KAHOKA, MO. -- It's been a couple of weeks since the Clark County Missouri School District announced they were having to temporarily move students from the Black Hawk and Running Fox Elementary schools because of a mold problem.
But now one school has been cleaned and the second one should get a clean bill of health sometime next week.
It's close to 11 o'clock and you'd think that there should be hundreds of students filling the hallways at the Blackhawk Elementary School in Kahoka. But instead what you've got is a crew from a Kirksville cleaning company wiping down textbooks and materials - trying to clean the mold that was found in the school last month.
According to Clark County School Superintendent Ritchie Kracht, "they have to wipe down every object in each building. They also have to heppa vacuum each book, each desk, each chair, tables, walls. So they have to get everything."
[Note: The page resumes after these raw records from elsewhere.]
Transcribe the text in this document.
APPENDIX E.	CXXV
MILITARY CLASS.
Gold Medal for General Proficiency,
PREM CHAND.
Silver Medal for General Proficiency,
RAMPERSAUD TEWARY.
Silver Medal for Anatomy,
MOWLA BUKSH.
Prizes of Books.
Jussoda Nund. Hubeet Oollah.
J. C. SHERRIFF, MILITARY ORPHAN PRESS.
And that process wasn't just at Black Hawk Elementary. They had the same problem with the mold at Running Fox and the cleaning crew started there on August 25th and they just finished up last Thursday. Now the school district is waiting on the results of the air quality tests that were run after the crew finished their cleaning job. But having to deal with 460 students that were moved from both schools, presented a challenge as to how to feed all of these kindegartners through fifth graders.
"We're cooking everything at the high school and middle school buildings. We've had to make some adjustments on the menu's but for the most part we're cooking what we normally do," said Kracht.
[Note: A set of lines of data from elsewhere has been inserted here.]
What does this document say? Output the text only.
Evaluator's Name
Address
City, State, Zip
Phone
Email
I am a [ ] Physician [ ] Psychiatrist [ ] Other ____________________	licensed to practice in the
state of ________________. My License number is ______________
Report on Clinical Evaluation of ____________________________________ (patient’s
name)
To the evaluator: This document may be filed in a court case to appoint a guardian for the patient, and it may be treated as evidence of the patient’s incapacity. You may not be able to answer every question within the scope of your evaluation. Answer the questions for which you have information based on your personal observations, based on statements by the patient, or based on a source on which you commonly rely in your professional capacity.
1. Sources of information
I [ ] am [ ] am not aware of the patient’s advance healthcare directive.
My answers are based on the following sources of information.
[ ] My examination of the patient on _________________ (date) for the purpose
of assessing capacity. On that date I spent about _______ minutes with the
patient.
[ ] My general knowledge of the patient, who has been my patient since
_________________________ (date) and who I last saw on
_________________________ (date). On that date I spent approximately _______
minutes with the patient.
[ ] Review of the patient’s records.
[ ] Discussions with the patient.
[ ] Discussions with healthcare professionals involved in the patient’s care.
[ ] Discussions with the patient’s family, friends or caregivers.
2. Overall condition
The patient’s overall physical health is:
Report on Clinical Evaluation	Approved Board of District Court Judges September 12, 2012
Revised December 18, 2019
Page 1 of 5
He said some things had to be thrown out because there was so much mold on things like bookshelves and some sink vanities. He says 32 hundred ceiling tiles will be delivered this week and that they should be finished cleaning Black Hawk by the end of next week.
Kracht says several companies bid on the cleaning jobs.
He says the bids ranged from about half a million down to what is being charged for this job which is $96,000.